We took a remnant of a dining table, a pair of legs, with about one quarter of the gallery attached, and fitted the base to the niche. Then we added a wooden table top to create a console table. My motivation was a serving bar, for wine, or treats while we entertain guest.
I was never content with the design plan. One thing that bothered me in the plan was a makeshift transom window at the top of the doorway niche. I felt the transom interfered with the over all design of the niche, cutting it off, making it appear odd on top. We strive to mindful of Sybi's history, built in 1894, we don't want to remove original architectural details. The transom did not appear to be original to Sybi. There was no glass installed in the transom, no channel for glass. With the award of Aiden Gray lamps I began to ponder a new design update for the odd doorway niche. After a great deal of thought, I decided the transom needed to go. Removing the transom would create more height, and simplify the niche. Being the focal point in the space as the door is opened, I feel it is important for the niche to make a statement. In design school one "rule" taught to me by my professors; the foyer is the most important room in a home, it teases of the design to come, and provides the first impression of the homeowner, and home itself. This odd little niche, for me, wasn't giving a very favorable first impression. I felt my design plan hadn't been successful.
Our wall paint throughout most of the cottage is Sherwin Williams, Accessible Beige. The color is a a warm gray, or greige. I wanted to bring that color into the foyer. I also wanted a surface in the niche that would allow me to display art upon the wall. Mr. GDC removed the niche, then filled the space with plywood. The plywood backing would provide a surface to mount art. I upholstered the back wall with a cotton canvas paint tarp, using staples, stretching the tarp over the plywood. The color of the canvas is similar to our wall paint, bringing the color from the dining room to the foyer, "marrying the spaces". The simple cotton canvas, creates a lovely, clean backdrop for art. We trimmed the canvas with quarter round, painted in the foyer color. The trim finishes out the niche nicely, giving a clean edge. Finally, I feel the height of the room is accented, the odd little niche more a graceful reminder of Sybi's past, than an "what is that?" perplexity.
We mounted the console table back into the niche. The dark espresso finish pops against the neutral canvas paint tarp backdrop.

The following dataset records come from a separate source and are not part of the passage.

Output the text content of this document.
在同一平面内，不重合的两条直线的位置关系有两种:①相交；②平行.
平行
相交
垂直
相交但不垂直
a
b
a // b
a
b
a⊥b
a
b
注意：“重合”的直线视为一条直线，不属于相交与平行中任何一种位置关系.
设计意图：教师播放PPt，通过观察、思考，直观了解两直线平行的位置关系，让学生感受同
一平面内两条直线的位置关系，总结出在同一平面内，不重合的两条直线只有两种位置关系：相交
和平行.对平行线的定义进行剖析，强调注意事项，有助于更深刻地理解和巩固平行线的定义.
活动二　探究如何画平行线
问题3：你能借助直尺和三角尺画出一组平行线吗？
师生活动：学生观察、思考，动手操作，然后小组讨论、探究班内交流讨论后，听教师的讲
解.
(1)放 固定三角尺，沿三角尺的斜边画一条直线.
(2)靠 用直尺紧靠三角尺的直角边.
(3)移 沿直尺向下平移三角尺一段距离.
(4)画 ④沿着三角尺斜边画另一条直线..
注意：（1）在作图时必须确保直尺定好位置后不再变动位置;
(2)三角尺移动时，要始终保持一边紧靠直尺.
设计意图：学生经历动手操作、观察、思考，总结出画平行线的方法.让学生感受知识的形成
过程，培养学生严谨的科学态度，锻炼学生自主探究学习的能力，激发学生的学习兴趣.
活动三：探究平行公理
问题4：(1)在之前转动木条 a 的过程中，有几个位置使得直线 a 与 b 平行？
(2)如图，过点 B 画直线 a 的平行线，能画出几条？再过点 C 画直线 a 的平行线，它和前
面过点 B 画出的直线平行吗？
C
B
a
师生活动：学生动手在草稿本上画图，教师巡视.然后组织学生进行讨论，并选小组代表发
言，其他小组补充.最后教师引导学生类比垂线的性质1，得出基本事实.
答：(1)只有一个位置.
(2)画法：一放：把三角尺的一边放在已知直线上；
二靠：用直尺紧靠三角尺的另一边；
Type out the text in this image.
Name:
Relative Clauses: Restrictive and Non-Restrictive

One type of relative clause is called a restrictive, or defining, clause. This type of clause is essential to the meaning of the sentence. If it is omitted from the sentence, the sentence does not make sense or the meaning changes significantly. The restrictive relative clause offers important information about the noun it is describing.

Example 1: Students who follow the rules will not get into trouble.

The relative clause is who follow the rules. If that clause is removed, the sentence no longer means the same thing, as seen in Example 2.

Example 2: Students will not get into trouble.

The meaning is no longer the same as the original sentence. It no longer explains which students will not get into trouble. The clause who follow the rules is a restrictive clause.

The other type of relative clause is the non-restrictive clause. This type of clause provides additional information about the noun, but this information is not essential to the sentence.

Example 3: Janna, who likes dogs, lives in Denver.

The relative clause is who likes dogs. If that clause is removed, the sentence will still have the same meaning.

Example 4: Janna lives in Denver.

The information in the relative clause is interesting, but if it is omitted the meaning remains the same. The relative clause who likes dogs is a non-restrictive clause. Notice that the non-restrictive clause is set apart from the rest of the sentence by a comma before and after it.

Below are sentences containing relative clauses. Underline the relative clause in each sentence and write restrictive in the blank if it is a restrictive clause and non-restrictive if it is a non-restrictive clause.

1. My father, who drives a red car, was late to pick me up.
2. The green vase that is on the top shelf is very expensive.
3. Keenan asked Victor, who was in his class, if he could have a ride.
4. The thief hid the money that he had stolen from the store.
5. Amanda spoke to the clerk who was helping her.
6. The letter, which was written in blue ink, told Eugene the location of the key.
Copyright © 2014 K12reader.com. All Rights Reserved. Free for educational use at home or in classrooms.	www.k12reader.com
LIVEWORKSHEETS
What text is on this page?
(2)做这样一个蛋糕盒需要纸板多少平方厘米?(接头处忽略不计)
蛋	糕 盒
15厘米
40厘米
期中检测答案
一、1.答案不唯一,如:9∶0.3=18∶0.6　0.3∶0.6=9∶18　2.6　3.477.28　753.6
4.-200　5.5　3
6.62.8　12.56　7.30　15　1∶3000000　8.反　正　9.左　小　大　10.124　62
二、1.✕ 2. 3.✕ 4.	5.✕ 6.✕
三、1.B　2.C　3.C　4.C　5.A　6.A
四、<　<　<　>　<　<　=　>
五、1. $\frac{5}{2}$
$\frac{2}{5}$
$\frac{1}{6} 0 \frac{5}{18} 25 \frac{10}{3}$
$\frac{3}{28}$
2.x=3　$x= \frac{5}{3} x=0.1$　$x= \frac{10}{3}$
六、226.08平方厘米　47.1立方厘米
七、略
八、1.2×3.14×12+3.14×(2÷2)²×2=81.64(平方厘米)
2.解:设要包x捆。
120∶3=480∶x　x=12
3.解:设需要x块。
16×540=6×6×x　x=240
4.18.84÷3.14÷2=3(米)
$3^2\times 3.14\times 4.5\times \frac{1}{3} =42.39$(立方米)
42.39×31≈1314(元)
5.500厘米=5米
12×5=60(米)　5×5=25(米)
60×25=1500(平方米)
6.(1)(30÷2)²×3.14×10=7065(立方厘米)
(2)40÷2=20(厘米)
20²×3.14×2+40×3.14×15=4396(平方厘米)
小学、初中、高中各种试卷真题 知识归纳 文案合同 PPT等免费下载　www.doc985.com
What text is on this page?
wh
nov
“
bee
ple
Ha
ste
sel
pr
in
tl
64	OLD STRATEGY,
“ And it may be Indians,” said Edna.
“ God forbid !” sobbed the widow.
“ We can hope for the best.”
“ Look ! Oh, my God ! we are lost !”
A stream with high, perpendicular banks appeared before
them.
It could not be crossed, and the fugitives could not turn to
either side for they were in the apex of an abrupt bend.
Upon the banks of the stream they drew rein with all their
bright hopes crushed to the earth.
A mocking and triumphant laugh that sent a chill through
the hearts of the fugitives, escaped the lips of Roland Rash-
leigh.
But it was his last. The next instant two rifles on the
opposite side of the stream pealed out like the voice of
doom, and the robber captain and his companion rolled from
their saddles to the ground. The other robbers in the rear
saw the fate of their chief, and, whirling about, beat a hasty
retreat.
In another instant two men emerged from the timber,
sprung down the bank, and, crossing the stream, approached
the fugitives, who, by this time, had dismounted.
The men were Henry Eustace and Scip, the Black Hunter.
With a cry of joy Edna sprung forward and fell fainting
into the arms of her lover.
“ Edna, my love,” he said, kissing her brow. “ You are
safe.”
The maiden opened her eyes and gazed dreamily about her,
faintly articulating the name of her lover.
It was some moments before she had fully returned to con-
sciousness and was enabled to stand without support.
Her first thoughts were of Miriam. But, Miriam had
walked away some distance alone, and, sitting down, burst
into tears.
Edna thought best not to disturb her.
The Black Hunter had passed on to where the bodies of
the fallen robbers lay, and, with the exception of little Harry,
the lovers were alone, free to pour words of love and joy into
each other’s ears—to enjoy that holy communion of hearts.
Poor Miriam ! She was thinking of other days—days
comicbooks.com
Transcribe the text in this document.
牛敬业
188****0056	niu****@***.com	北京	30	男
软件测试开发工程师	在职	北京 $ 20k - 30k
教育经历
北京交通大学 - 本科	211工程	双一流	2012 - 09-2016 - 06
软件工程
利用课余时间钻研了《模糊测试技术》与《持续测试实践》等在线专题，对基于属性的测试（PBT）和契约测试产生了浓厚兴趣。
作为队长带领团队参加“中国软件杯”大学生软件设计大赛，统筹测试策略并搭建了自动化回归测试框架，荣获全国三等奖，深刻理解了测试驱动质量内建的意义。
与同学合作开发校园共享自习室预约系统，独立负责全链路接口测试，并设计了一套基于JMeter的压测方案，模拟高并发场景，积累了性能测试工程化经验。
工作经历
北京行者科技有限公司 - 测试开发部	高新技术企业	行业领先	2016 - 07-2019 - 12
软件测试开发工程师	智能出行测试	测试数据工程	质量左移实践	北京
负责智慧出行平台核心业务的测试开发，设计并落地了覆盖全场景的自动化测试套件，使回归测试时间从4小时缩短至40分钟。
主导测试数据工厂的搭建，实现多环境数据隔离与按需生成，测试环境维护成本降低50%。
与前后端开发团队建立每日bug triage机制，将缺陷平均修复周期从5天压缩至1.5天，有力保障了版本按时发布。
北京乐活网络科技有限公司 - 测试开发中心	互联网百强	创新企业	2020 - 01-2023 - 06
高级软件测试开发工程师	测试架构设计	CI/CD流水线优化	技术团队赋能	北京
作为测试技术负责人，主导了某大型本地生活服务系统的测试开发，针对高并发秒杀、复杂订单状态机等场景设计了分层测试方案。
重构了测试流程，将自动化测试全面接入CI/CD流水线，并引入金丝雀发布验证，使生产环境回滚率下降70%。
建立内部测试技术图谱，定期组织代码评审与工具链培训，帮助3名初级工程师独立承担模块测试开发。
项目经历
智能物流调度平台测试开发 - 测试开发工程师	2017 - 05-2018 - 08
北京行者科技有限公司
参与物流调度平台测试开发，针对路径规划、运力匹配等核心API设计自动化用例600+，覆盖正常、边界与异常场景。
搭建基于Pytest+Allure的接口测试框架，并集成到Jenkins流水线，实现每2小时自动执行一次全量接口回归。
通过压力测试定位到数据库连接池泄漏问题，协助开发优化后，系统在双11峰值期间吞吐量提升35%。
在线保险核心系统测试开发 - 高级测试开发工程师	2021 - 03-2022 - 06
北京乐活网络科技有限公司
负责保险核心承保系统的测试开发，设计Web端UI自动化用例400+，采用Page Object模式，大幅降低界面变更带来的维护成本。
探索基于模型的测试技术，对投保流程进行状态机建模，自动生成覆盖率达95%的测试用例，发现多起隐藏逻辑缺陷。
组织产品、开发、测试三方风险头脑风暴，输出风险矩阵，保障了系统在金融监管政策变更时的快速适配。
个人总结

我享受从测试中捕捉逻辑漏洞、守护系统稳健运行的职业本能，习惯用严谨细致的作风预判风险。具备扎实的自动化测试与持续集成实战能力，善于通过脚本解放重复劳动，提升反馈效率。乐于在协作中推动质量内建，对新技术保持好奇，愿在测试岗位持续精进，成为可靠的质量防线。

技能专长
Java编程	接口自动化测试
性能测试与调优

The finished niche provided clean, simply lines to the already very busy foyer; exterior lapboard, an original porch post, six French windows, the foyer door with side lites, also a slanted ceiling with the original fascia board running across the ceiling! Yes, Sybi's foyer is a has a lot of elements to take in. (I apologize the photo is dark, taken at dusk, once we finished our project. You can see how the foyer light chandelier prisms throw light about the room.)
How to dress the door niche? I decided upon a combination of art paired with a starburst mirror to bring a bit of shine to the door niche. I used a pair of pewter finished garden stools in the foyer as coffee tables. Adding the mirror here, repeats the shiny silver finish, carrying it across the room. Of course, I adore starburst mirrors, I may be a little obsessive about them! I think they are always a good idea!
This small print is a section from a much larger print I had cut down years ago. I took the remnant, then cut it to fit this ornate vintage frame. The colors are soft, the subject impressionistic.
We've had this Glycee Giselle print for many years. He's graced every house! I wanted to mount him upon a canvas so he would have no frame. I wanted him to look old. I painted the edges of a thin art canvas with grey chalk paint. I applied warm water to the back of the print, peeled off the heavy backing leaving a thin layer of the front. I applied the print to a canvas using adhesive. I purposefully created wrinkles, and accidently a hole or two! Finally I polished him up with a layer of Annie Sloan's dark wax.
I think he looks antique, although he's only 20.
I'm content with the new doorway niche design. I think it is Aiden Gray worthy. What about that lamp table? Hmmm, I feel another project coming on -
On a personal note, I apologize that it has been so long since I blogged. I've missed blogging. I took a part-time job. I'm learning to juggling a little more. I'll be back soon, promise.